Direktur Jenderal Penanganan Masalah Agraria, Pemanfaatan Ruang dan Tanah R.B. Agus Widjayanto menyampaikan bahwa dalam rangka penanganan penyelesaian permasalahan pertanahan yang lebih baik dibutuhkan penyempurnaan dari Peraturan Menteri ATR/Kepala BPN Nomor 11 Tahun 2016 tentang Penyelesaian Kasus Pertanahan. 

“Setelah ditinjau kembali, terdapat beberapa hal yang masih harus disempurnakan.
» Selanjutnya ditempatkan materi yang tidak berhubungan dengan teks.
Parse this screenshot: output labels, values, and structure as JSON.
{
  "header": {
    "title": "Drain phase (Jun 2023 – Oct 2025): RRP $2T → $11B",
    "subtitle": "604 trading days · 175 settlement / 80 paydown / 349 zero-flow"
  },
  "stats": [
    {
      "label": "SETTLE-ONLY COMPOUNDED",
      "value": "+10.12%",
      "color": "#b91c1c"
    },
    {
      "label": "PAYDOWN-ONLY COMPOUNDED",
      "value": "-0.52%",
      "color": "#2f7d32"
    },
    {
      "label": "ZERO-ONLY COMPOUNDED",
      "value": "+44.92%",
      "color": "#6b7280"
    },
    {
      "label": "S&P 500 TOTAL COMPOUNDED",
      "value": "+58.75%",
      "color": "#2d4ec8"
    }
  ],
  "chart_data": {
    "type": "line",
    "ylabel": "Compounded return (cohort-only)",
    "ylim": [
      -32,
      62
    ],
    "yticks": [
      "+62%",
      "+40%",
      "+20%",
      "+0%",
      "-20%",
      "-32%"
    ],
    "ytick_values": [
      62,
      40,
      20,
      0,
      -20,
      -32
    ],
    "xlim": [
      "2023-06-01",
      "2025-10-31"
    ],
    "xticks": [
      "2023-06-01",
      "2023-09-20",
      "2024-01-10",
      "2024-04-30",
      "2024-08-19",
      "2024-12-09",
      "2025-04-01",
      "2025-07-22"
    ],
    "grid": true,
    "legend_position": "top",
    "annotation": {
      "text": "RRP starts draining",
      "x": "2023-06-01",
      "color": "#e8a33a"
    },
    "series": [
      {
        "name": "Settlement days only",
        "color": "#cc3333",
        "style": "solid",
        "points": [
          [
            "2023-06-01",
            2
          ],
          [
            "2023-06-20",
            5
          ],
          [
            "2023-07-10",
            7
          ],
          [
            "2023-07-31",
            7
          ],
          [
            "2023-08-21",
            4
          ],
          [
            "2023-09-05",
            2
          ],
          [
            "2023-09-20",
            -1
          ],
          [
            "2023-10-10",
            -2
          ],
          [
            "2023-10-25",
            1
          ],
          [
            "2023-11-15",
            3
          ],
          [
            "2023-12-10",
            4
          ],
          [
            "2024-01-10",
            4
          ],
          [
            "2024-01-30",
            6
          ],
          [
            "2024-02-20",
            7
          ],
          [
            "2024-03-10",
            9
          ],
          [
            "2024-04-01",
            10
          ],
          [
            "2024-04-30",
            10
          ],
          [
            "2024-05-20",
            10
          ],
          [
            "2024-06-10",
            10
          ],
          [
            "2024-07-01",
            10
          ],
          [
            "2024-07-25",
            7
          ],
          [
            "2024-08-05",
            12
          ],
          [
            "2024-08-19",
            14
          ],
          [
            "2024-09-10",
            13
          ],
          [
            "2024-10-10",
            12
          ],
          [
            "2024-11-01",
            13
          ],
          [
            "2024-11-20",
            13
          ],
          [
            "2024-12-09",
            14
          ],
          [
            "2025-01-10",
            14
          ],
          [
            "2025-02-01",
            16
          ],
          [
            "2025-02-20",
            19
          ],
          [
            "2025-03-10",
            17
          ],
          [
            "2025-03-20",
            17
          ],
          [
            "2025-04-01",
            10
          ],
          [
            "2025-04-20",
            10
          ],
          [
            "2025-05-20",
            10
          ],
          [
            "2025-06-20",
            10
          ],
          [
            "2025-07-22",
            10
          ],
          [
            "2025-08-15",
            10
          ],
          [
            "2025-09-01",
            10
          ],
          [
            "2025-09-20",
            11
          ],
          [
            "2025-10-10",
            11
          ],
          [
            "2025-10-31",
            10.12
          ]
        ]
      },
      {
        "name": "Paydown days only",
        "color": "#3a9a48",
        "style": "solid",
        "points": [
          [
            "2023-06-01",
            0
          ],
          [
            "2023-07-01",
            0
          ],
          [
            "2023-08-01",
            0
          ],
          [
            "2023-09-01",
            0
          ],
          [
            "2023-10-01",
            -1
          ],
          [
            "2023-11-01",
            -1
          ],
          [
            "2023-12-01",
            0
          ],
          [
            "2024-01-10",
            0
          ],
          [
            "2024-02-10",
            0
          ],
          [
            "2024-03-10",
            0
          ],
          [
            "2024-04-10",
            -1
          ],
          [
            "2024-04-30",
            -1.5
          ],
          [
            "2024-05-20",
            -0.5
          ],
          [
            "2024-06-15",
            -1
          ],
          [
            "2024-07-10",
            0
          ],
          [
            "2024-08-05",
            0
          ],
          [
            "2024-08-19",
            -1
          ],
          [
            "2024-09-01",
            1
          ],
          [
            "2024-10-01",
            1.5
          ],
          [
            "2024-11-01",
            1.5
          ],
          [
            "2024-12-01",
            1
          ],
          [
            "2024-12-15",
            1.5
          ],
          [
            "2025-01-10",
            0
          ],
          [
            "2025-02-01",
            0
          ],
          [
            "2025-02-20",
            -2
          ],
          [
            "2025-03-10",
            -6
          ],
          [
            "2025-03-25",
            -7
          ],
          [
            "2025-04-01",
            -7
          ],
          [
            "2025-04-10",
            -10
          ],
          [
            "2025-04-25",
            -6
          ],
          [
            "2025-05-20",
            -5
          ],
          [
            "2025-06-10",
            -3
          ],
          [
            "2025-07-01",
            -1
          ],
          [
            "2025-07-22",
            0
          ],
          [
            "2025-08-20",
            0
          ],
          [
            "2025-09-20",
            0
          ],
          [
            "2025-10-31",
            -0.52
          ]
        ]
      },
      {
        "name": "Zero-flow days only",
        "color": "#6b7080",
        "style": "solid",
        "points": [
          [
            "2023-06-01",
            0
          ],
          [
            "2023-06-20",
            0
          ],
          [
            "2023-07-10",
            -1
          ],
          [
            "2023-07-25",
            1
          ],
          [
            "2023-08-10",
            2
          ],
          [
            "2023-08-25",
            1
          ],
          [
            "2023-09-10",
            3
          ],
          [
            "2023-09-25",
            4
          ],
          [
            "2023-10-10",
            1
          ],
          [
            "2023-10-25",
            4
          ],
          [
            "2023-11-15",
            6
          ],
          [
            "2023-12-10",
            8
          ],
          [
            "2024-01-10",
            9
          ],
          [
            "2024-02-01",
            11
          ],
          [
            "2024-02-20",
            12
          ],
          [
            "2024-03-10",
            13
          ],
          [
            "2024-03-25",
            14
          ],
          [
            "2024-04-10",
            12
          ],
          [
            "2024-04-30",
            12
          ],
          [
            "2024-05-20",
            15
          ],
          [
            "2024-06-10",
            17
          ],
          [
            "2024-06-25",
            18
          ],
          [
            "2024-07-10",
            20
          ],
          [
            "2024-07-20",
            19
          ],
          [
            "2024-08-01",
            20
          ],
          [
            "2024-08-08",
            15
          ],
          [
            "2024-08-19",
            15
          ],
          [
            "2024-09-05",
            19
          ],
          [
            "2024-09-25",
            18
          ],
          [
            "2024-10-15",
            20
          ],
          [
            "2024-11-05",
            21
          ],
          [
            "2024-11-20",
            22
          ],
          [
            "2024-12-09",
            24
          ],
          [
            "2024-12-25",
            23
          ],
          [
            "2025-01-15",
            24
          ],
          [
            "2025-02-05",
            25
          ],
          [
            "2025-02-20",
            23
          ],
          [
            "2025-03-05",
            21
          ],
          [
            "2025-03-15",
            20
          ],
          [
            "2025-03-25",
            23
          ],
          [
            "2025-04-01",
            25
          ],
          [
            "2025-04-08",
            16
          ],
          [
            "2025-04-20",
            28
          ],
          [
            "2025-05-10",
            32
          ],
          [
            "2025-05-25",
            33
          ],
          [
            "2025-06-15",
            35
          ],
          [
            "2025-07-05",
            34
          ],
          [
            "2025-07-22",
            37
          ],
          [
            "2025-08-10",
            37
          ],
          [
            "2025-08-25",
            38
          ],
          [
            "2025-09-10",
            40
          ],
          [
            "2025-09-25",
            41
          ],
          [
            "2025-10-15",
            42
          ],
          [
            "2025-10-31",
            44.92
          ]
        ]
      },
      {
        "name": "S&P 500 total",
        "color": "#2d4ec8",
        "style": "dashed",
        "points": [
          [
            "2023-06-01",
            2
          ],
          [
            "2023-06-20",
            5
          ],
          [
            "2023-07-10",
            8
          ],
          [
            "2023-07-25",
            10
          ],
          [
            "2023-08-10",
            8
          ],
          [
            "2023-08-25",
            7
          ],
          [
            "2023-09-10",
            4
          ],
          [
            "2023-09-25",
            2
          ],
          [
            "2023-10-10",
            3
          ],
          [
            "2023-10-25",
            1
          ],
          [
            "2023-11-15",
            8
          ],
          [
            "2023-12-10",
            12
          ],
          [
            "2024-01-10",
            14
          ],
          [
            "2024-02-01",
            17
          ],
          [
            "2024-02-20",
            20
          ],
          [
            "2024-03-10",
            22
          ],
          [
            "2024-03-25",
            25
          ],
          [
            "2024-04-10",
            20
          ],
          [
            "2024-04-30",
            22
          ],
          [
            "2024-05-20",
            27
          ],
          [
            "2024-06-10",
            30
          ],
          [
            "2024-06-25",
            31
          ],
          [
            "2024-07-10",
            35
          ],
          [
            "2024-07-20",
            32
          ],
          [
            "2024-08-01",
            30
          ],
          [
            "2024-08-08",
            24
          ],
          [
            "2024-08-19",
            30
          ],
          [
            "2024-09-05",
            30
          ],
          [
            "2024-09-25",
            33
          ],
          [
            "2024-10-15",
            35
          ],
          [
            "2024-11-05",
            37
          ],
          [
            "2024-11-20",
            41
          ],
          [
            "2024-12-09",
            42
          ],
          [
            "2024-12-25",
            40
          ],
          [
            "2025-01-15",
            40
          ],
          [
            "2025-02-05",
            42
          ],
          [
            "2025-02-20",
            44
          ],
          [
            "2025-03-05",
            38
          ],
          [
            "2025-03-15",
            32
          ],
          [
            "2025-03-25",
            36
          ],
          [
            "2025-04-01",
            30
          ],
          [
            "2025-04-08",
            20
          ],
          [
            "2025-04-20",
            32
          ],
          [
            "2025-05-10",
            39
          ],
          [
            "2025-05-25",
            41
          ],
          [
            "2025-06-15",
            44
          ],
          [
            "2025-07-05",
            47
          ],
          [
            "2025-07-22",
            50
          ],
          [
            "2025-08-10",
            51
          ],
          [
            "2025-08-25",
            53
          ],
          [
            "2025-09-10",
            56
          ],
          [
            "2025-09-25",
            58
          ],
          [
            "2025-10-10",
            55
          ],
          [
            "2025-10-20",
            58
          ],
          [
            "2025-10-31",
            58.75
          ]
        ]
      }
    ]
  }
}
Tentunya harus bermanfaat bagi masyarakat serta untuk jajaran Kementerian ATR/BPN,” ujarnya.

Menurutnya, penyempurnaan regulasi terkait penyelesaian kasus pertanahan harus mencakup beberapa prinsip dasar pengaturan penanganan dan penyelesaian kasus pertanahan. 

“Setiap penanganan sengketa, konflik dan perkara harus dilakukan melalui tahapan penanganan yang jelas untuk sampai pada pengambilan keputusan penyelesaian kasus sehingga tahapan waktu dapat terukur,” kata Agus Widjayanto.

“Kemudian penyelesaian kasus harus didasarkan pada fakta-fakta hukum yang sah dan dasar hukum yang kuat/mengikat, serta hak pengadu maupun hak pihak yang diadukan dilindungi sepanjang hak-hak tersebut dapat dibuktikan secara yuridis, fisik dan administratif yang sah,” tambah Agus Widjayanto.

Penanganan dan penyelesaian sengketa/konflik dan perkara pertanahan dilakukan untuk menjamin kepastian hukum hak atas tanah, perlu menempatkan Kementerian ATR/BPN sebagai bagian atau sub dari sistem penegakan hukum. 

“Setiap langkah penanganan dan penyelesaian sengketa/konflik dan perkara harus memperoleh payung regulasi yang efektif,” tandasnya.

Penyempurnaan regulasi terkait penyelesaian kasus pertanahan terangkum dalam 10 (sepuluh) ruang lingkup, yakni penerimaan dan distribusi pengaduan, penanganan dan penyelesaian sengketa dan konflik, penanganan perkara dan pelaksanaan putusan pengadilan.

Selain itu, pembatalan produk hukum Kementerian, mediasi, tim penanganan dan penyelesaian kasus, informasi perkembangan penanganan dan penyelesaian kasus, monitoring, evaluasi dan pelaporan, sanksi administrasi dan perlindungan hukum.